Perhaps you’re single and drive every day. Perhaps you have three kids to haul around, and you take Metro or Metrobus everywhere. Or, more likely, the reverse is true. Everyone has different transportation needs, and these needs can change throughout your lifespan.
When DC’s current zoning regulations went into effect in 1958, planners assumed that everyone would use a car to get around, and set parking requirements for developers accordingly. The proposed rewrite of DC zoning laws creates “transit zones” that did not exist in 1958. And, it would reduce and even eliminate some on-site parking requirements for large commercial and residential buildings within these transit zones.
Is the DC Office of Planning (OP) on the right track? Forest Hills Connection would like to learn more about transit and motor vehicle usage in this and adjacent neighborhoods. Please click here to take our survey. We’ll publish the results.
Rhea Smith says
I strongly oppose this rewrite. Parking along the Connecticut Avenue corridor and on the sides streets along that corridor is already a problem. If it is made even more difficult, people with cars will do their shopping in the suburbs where parking is readily available. The District desperately needs the sales tax revenues that it would loose.
William says
Parking and traffic are already a problem.
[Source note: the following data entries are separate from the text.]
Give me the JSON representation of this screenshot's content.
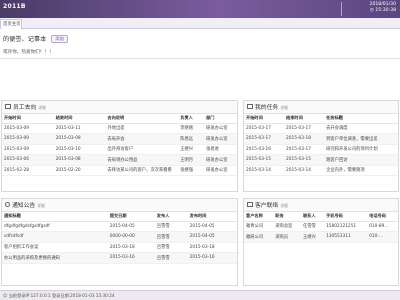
{
  "header": {
    "brand": "2011B",
    "date": "2018/01/30",
    "time": "15:30:38"
  },
  "tabs": [
    {
      "label": "首页主页"
    }
  ],
  "welcome": {
    "title": "的便签、记事本",
    "button": "添加",
    "subtitle": "或许你，热爱你们！！！"
  },
  "staff_panel": {
    "title": "员工去向",
    "more": "详细",
    "headers": [
      "开始时间",
      "结束时间",
      "去向说明",
      "负责人",
      "部门"
    ],
    "rows": [
      [
        "2015-03-09",
        "2015-03-11",
        "外地出差",
        "李继刚",
        "研发办公室"
      ],
      [
        "2015-03-09",
        "2015-03-09",
        "去局开会",
        "陈易远",
        "研发办公室"
      ],
      [
        "2015-03-09",
        "2015-03-10",
        "出外拜访客户",
        "王继兴",
        "张易进"
      ],
      [
        "2015-03-06",
        "2015-03-08",
        "去局领办公用品",
        "王明月",
        "研发办公室"
      ],
      [
        "2015-02-28",
        "2015-02-20",
        "去拜访某公司的客户，次次来看看",
        "张继强",
        "研发办公室"
      ]
    ]
  },
  "task_panel": {
    "title": "我的任务",
    "more": "详细",
    "headers": [
      "开始时间",
      "结束时间",
      "任务标题"
    ],
    "rows": [
      [
        "2015-03-17",
        "2015-03-17",
        "去开会调度"
      ],
      [
        "2015-03-17",
        "2015-03-18",
        "到客户单位调查，需要出差"
      ],
      [
        "2015-03-16",
        "2015-03-17",
        "研究和开发公司的项目计划"
      ],
      [
        "2015-03-15",
        "2015-03-15",
        "跑客户回访"
      ],
      [
        "2015-03-14",
        "2015-03-14",
        "企业内外，需要跑项"
      ]
    ]
  },
  "notice_panel": {
    "title": "通知公告",
    "more": "详细",
    "headers": [
      "通知标题",
      "提交日期",
      "发布人",
      "发布时间"
    ],
    "rows": [
      [
        "dfgdfgdfgdsfgsdfgsdf",
        "2015-04-05",
        "吕雪雪",
        "2015-04-05"
      ],
      [
        "sdfsdfsdf",
        "0000-00-00",
        "吕雪雪",
        "2015-04-05"
      ],
      [
        "客户组织工作会议",
        "2015-03-18",
        "吕雪雪",
        "2015-03-18"
      ],
      [
        "办公用品的采购及更换的通知",
        "2015-03-16",
        "吕雪雪",
        "2015-03-16"
      ]
    ]
  },
  "client_panel": {
    "title": "客户联络",
    "more": "详细",
    "headers": [
      "客户名称",
      "职务",
      "联系人",
      "手机号码",
      "电话号码"
    ],
    "rows": [
      [
        "雅青公司",
        "采购总监",
        "任雪雪",
        "15802121251",
        "010-89..."
      ],
      [
        "雅研公司",
        "采购员",
        "王继兴",
        "130553311",
        "010-..."
      ]
    ]
  },
  "statusbar": {
    "text": "当前登录IP:127.0.0.1 登录日期:2018-01-03 15:30:24"
  }
}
If you add more parking, you will add more traffic. As others have noted, we have had a 70 year experiment in auto-centric planning and mobility. This is a blip on the course of human evolution that needs to end. No one is taking away your car, or your ability to drive. However, we need to use our finite resources (ie public space) in a more efficient manner that will enable more people to live, work, play and travel to get there.
More people can ride buses and metro, share cars and bikes than use single occupancy vehicles. The thriving establishments are the ones in transit zones that are supported by density of potential clients and customers. Our neighborhood of single family homes is precious and needs to stay that way, but we also need to adapt our city to the needs of the future. That future will generally not be focused on single family houses and single occupancy vehicles.
Lore says
I also oppose this re-write. I lived in one of the Connecticut Ave. buildings when I first moved to DC. I paid for garage parking, but there were not enough spots available for residents who wanted them, and others just parked on the street. Now, we are in a single famiily home, and one of us drives and one of us metro’s. if our street gets more crowded, we will have no place to park, which is difficult with a young family. We would then push to have the alley behind our house paved (eliminating grass), and would need to spend a great deal of money and take out green space from our backyard to pave a spot. In DC, generally, people who need to drive drive, and people who can Metro do so — and letting developers not provide parking won’t change that, but will just push the people who need to drive on the streets.